- Born: March 4, 1956 Chicago, Illinois, US
- Died: January 29, 2022 (aged 65–66) Scottsdale, Arizona, US
- Occupation(s): Sports anchor & commentator, radio host

= Les Shapiro =

American sportscaster (1956–2022)

Leslie Mark Shapiro (March 4, 1956 – January 29, 2022) was an American sports media figure, an anchor for CBS Sports, and a host of the ESPN radio talk program in Denver, Colorado.
  He was the play-by-play voice of the Bradley University athletic teams in Peoria, Illinois, before obtaining the post of sports anchor on the Denver CBS owned-and-operated station, KCNC-TV, and later the Fox affiliate KDVR, both of which featured him as the voice of the Denver Broncos. He was a frequent master of ceremonies for charitable events in the Denver area.

==Early life==
Shapiro was born in 1956 in Chicago, Illinois, and was raised in Morton Grove, Illinois, Skokie, Illinois, and Wilmette, Illinois. He was graduated from Arizona State University with a degree in mass communication.

==Career==
Shapiro started his career as a news writer and producer for KPNX in Phoenix, Arizona. He subsequently worked as a sports anchor for WEEK-TV in Peoria, Illinois, before moving to Denver in 1983. He was employed as a sports reporter and anchor by KCNC-TV for fifteen years from 1984 to 1999.

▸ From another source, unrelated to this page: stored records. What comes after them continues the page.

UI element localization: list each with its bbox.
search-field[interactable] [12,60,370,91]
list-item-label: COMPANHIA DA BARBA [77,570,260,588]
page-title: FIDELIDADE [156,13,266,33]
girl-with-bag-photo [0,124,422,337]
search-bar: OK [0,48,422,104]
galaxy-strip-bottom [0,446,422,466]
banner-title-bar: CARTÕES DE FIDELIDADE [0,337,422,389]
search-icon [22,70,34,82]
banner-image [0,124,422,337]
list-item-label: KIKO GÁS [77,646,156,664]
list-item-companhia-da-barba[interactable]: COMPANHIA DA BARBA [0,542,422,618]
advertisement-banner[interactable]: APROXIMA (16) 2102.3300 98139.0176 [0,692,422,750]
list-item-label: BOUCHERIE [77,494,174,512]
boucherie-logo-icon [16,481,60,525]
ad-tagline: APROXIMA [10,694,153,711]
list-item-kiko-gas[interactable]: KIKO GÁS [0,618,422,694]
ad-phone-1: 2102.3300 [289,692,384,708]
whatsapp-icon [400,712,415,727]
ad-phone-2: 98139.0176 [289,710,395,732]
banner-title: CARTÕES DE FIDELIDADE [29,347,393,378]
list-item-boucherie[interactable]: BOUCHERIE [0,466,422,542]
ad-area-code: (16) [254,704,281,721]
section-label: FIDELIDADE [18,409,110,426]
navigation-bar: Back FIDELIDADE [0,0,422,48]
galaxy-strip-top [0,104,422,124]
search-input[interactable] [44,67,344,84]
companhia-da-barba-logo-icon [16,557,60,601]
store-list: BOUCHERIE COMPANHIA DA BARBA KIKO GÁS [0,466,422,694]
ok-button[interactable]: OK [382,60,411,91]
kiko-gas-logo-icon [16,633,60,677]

After his departure from KCNC-TV, Shapiro first worked for KDVR, before working at ESPN Radio and Mile High Sports radio. He covered the Broncos' Super Bowl victories in 1998 and 1999, the Avalanche’s first Stanley Cup championship, the inaugural season of the Colorado Rockies, and performed the play-by-play for the station’s coverage of the University of Colorado Boulder football. Shapiro was noted for mentoring other local reporters and broadcasters, such as Adam Schefter and Vic Lombardi. He also served as the master of ceremonies for many charitable functions around Denver, at which he would also display his considerable singing talent.

Shapiro left Mile High Sports in February 2020 after relocating to Arizona. Two months later, he partnered with Lombardi – a prostate cancer survivor – to create a podcast called We Are Unstoppable. It was intended to "shar[e] inspirational stories from great athletes, celebrities, and the most brilliant minds in medicine on how to beat adversity to win in life", and included guests such as Joe Theismann and Verne Lundquist. It was paused in the spring of 2021 when Shapiro's health deteriorated.

==Personal life==
Shapiro was married to Paula for 38 years until his death. They met while in high school. Together, they had two children: Jessie and Cary. In February 2020, he and his wife moved to Scottsdale, Arizona, where he died on the afternoon of January 29, 2022, having suffered from lung cancer for five years, although he had never been a smoker.